The wavelength-dependence of refractive index, n(λ). Causes prism splitting of white light into its colours and chromatic aberration in lenses. Quantified by the Abbe number or the Sellmeier dispersion equation.

§ 01

Definition

Optical dispersion is the wavelength-dependence of the refractive index, n(λ). Because Snell's law sin θ_refracted = (n₁/n₂) sin θ_incident has n in it, different wavelengths refract at slightly different angles at any interface — the effect that splits white light into a rainbow when it passes through a glass prism. Newton's 1666 prism experiment established the effect as fundamental; nineteenth-century spectroscopy turned it into quantitative wavelength measurement.

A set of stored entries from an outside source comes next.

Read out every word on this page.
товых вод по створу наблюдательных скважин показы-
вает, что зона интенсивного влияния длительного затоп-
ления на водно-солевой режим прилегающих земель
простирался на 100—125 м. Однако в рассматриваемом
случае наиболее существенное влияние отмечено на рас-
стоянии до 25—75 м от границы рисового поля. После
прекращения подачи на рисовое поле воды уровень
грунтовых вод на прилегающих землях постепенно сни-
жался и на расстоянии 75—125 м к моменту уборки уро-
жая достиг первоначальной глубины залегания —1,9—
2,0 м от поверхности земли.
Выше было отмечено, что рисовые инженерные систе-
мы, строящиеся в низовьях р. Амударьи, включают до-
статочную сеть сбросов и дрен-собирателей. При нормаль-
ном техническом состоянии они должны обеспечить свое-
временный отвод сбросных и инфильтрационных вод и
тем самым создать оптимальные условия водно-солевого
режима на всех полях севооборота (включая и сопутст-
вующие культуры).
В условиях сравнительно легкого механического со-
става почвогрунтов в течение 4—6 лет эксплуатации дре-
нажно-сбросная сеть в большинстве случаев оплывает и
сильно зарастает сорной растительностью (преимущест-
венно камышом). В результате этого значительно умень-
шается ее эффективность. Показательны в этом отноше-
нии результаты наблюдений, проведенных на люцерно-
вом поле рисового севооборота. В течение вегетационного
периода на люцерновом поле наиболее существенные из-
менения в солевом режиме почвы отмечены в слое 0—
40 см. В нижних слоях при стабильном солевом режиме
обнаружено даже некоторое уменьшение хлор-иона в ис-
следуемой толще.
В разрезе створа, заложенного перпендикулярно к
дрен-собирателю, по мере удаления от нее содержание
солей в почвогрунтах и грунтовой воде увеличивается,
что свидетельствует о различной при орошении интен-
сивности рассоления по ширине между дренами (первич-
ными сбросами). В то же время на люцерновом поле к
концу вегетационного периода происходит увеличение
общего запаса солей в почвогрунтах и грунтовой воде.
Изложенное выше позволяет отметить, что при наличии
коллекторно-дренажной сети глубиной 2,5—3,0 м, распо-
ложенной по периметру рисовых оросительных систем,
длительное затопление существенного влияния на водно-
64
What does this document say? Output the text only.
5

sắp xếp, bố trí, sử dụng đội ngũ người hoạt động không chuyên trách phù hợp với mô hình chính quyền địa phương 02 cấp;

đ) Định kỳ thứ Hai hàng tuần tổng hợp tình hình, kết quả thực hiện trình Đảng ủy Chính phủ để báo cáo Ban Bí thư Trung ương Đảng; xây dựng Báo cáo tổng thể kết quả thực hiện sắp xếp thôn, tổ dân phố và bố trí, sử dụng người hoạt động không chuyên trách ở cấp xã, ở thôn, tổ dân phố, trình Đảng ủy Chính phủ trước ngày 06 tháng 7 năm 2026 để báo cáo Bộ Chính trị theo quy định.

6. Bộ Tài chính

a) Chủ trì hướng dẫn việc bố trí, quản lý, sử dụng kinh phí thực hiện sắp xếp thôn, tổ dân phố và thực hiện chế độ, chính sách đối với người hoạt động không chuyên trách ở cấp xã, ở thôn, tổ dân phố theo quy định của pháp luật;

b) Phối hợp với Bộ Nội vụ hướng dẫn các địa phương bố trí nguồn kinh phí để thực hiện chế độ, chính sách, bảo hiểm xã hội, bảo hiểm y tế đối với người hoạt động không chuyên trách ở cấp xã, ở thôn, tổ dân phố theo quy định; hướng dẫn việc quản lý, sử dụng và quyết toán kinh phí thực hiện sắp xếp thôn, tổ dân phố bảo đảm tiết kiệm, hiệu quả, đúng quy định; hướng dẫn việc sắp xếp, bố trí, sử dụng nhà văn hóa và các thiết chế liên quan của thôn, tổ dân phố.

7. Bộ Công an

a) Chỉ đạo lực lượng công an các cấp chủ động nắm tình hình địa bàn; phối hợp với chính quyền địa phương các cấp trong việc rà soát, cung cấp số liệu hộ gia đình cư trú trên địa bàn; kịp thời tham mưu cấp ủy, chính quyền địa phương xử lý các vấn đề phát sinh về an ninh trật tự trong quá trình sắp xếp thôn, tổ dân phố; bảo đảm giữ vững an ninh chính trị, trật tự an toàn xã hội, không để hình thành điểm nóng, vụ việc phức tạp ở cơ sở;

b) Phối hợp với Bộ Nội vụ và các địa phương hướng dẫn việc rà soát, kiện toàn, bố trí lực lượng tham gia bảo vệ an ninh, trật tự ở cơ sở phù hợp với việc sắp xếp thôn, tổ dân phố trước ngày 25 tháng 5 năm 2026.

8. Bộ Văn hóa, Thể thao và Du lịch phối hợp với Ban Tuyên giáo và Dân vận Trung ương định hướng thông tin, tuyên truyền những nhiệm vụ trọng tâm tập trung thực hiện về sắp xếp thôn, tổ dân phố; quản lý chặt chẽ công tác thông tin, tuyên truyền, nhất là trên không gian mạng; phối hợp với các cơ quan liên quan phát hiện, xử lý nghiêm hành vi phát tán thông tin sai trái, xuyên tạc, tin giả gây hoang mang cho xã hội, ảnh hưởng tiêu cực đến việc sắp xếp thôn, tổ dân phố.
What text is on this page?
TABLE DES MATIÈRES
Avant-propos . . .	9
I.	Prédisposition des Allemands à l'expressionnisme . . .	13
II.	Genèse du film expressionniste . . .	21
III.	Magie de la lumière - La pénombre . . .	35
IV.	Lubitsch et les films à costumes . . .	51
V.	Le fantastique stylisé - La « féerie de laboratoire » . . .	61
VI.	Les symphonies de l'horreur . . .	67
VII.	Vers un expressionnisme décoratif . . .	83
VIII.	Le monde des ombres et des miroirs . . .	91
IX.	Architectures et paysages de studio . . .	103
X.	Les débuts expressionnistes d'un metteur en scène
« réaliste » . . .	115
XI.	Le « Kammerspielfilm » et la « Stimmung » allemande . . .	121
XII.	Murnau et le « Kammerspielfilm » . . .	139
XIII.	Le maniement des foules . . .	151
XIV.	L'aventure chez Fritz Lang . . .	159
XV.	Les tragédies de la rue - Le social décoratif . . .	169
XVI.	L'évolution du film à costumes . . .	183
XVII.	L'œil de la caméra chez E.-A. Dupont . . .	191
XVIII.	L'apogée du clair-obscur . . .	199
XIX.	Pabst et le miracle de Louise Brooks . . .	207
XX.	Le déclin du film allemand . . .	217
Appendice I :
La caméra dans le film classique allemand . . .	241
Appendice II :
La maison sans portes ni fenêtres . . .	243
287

In most optical glasses across the visible range, n decreases monotonically with wavelength — red refracts less than blue, the phenomenon called normal dispersion. The Sellmeier equation n²(λ) = 1 + Σᵢ B_i λ² / (λ² − C_i) gives an excellent fit across transparency windows, with the C_i parameters tied to absorption resonances in the UV and IR. Near those resonances, n(λ) behaves non-monotonically — anomalous dispersion, with dn/dλ > 0 (blue refracts less than red), first observed in strongly absorbing dyes in the 1860s. In imaging systems, dispersion produces chromatic aberration: a simple converging lens has different focal lengths for different colours, producing coloured fringes around high-contrast edges. Achromatic doublets, invented in the 1730s, combine a crown-glass converging lens with a flint-glass diverging lens of different dispersion to cancel the chromatic spread at two specified wavelengths.